“Floukete El Maoulid”, une autre manière de perpétuer la Sira Nabaouia à Ténès

“Floukete El Maoulid”, une autre manière de perpétuer la Sira Nabaouia à Ténès

CHLEF – La célébration d’El-Mawlid Ennabaoui Echarif, constitue, outre la perpétuation de la Sira Nabaouia (Conduite du prophète) et ses vertus et mérites, une occasion pour les familles de la ville de Ténès (55 km au Nord-ouest de Chlef ) d’affirmer leur fidélité au prophète de l’Islam (QSSSL), mais, également, leur attachement à l’héritage de leurs aïeux en remettant au goût du jour « Floukete El Maoulid » (l’embarcation ou la nef du Mawlid Ennabaoui).

Pour fêter la naissance du prophète Mohamed (QSSSL), la population locale se lance, tradition oblige, à l’ornement d’une barque qui sillonnera les rues de la ville aux sons de chants religieux exécutés par une troupe des Aissaoua. Tout au long de son parcours « Floukete El Maoulid », aux décorations lumineuses et variées, s’ébranle pesamment suivie par une nuée d’enfants semant joie et allégresse sur son passage.

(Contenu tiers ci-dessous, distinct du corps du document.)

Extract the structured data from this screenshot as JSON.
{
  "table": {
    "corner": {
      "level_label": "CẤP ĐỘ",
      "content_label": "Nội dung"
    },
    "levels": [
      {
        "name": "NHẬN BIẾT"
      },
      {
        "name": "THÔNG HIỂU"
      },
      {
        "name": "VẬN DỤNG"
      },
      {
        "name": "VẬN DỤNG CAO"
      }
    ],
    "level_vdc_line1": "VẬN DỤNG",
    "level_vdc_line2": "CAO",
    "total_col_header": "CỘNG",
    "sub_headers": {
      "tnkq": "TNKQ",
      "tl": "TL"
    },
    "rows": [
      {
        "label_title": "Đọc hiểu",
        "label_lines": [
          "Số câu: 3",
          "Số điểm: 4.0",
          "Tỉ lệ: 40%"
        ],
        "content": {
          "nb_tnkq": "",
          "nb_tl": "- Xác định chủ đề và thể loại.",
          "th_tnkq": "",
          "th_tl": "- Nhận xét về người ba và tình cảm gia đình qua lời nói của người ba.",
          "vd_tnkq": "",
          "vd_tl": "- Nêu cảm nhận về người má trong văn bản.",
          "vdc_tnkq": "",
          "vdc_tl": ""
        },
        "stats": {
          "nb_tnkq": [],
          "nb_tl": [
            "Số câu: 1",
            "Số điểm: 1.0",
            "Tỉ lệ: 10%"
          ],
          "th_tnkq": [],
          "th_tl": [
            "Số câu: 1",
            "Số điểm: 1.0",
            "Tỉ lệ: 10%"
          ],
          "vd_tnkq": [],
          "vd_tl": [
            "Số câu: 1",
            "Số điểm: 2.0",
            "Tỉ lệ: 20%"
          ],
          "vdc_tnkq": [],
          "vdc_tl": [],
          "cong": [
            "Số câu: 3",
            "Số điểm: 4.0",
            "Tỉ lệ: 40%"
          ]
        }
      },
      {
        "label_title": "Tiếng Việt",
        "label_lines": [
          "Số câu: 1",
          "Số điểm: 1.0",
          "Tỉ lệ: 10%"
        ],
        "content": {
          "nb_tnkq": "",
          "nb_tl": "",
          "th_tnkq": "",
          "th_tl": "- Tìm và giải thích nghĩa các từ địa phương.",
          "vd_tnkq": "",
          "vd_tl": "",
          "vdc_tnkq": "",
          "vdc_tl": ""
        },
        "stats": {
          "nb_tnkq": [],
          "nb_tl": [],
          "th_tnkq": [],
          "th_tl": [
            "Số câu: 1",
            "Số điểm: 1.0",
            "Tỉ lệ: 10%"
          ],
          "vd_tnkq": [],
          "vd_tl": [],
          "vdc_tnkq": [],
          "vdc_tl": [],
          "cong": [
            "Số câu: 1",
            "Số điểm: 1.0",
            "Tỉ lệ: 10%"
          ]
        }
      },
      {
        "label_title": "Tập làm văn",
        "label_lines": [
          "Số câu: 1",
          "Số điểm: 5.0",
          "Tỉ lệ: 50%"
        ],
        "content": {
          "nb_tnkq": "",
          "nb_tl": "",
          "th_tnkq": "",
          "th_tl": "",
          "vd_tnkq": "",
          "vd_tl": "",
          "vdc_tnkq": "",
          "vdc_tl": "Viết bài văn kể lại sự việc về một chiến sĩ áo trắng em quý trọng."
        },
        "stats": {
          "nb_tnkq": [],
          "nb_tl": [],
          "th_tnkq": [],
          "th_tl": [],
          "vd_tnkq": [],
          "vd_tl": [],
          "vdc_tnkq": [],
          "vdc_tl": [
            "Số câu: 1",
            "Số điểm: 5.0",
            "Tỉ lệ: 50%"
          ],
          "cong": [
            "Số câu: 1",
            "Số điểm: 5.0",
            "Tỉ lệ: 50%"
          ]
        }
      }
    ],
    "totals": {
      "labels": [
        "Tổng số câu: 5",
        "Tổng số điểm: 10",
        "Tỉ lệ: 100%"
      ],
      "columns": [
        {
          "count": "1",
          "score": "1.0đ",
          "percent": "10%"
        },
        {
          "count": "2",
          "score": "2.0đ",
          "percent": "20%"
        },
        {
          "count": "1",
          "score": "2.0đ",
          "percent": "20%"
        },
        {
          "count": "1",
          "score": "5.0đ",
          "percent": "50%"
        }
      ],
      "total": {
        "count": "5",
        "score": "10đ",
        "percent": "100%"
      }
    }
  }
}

Cette barque festive, dont la tradition remonte aux années 30 du siècle dernier, constituait un symbole vivant de l’attachement de la population locale à son identité islamique et algérienne, et représentait aussi un moyen pour faire face aux campagnes d’évangélisation de l’époque.

En dépit des développements technologiques en cours, la commune de Ténés, de concert avec les associations locales du domaine, s’attèle, à la veille de chaque célébration du Mawlid Ennabaoui, à faire bonne figure en mettant le paquet sur l’organisation de cet événement festif. Tout est mis à contribution pour orner la barque avec des lanternes et bougies multicolores, en vue de son lancement programmé annuellement à la fin de la prière du Maghreb à partir de la mosquée « Sidi Maiiza » de Ténès.

« Les autorités locales ont toujours œuvré à la perpétuation de cette tradition, héritée de nos ancêtres, en mettant en exergue le caractère singulier de cette région, qui a été un centre de rayonnement religieux à travers le temps », a souligné, à cet effet, le maire de Ténès, Ali Amamra.

Selon Merouane Safta, enseignant en histoire et guide touristique de son état, l’histoire de cette barque remonte à l’ère coloniale, lorsque le comité des sages de la ville de Ténès, a imaginé cette manière de célébrer le Mawlid Ennabaoui Echarif, en réponse aux colons qui célébraient la vierge Marie, en portant sa statue, à pied, du centre ville jusqu’à ses hauteurs.

Pour les anciens habitants de Ténès, cette embarcation était une manière à eux de rejeter subtilement les tentatives françaises d’évangélisation de leur ville, réputée, à travers les époques, pour ses valeurs et monuments islamiques. D’où l’idée de cette barque, tirée à travers les ruelles par les jeunes et les enfants de la ville, à chaque veille de célébration de la naissance du prophète (QSSSL), a expliqué M. Safta.

Chaque année, à cette période, une cérémonie religieuse, marquée par des récitations du Coran, a lieu au niveau de la vieille mosquée Sidi Maiiza, après la prière du Maghreb, avant le lancement, par les habitants de la région, de cette barque, scintillante aux lumières des bougies et lanternes, à travers les ruelles du vieux Ténès, en passant par le port, puis la ville coloniale, avant de revenir à son point de départ (mosquée) dans un long cortège bigarré avançant aux rythmes des chants religieux et des youyous lancés par des femmes, le tout ponctués par les notes de la troupe Aissaoua.

Pour les habitants de Ténès, à l’image de Mme. Hakima, « il s’agit là d’une manière de s’exprimer et de communiquer entre générations et de préserver ce lien » et ce en dépit des progrès technologiques.

Elle a, notamment, souligné la joie des enfants de participer à cette manifestation, durant laquelle les mamans confectionnent un jouet traditionnel, dans lequel leurs petits placeront la bougie du « Maoulid » qu’ils porteront tout au long de la procession.

Son concitoyen, Mohamed Daykhi, a salué, pour sa part, « cette belle tradition qui laisse un souvenir impérissable dans l’esprit des enfants de cette région, qui a su vaillamment faire face à toutes les campagnes d’évangélisation françaises », a-t-il soutenu.

A noter que cette fête, qui s’était éclipsée durant la décennie noire, avant de revenir en force en l’an 2000, sera célébré à Ténès dans la nuit de lundi à mardi, avec la participation de tous les acteurs de la société civile locale et des habitants de la région.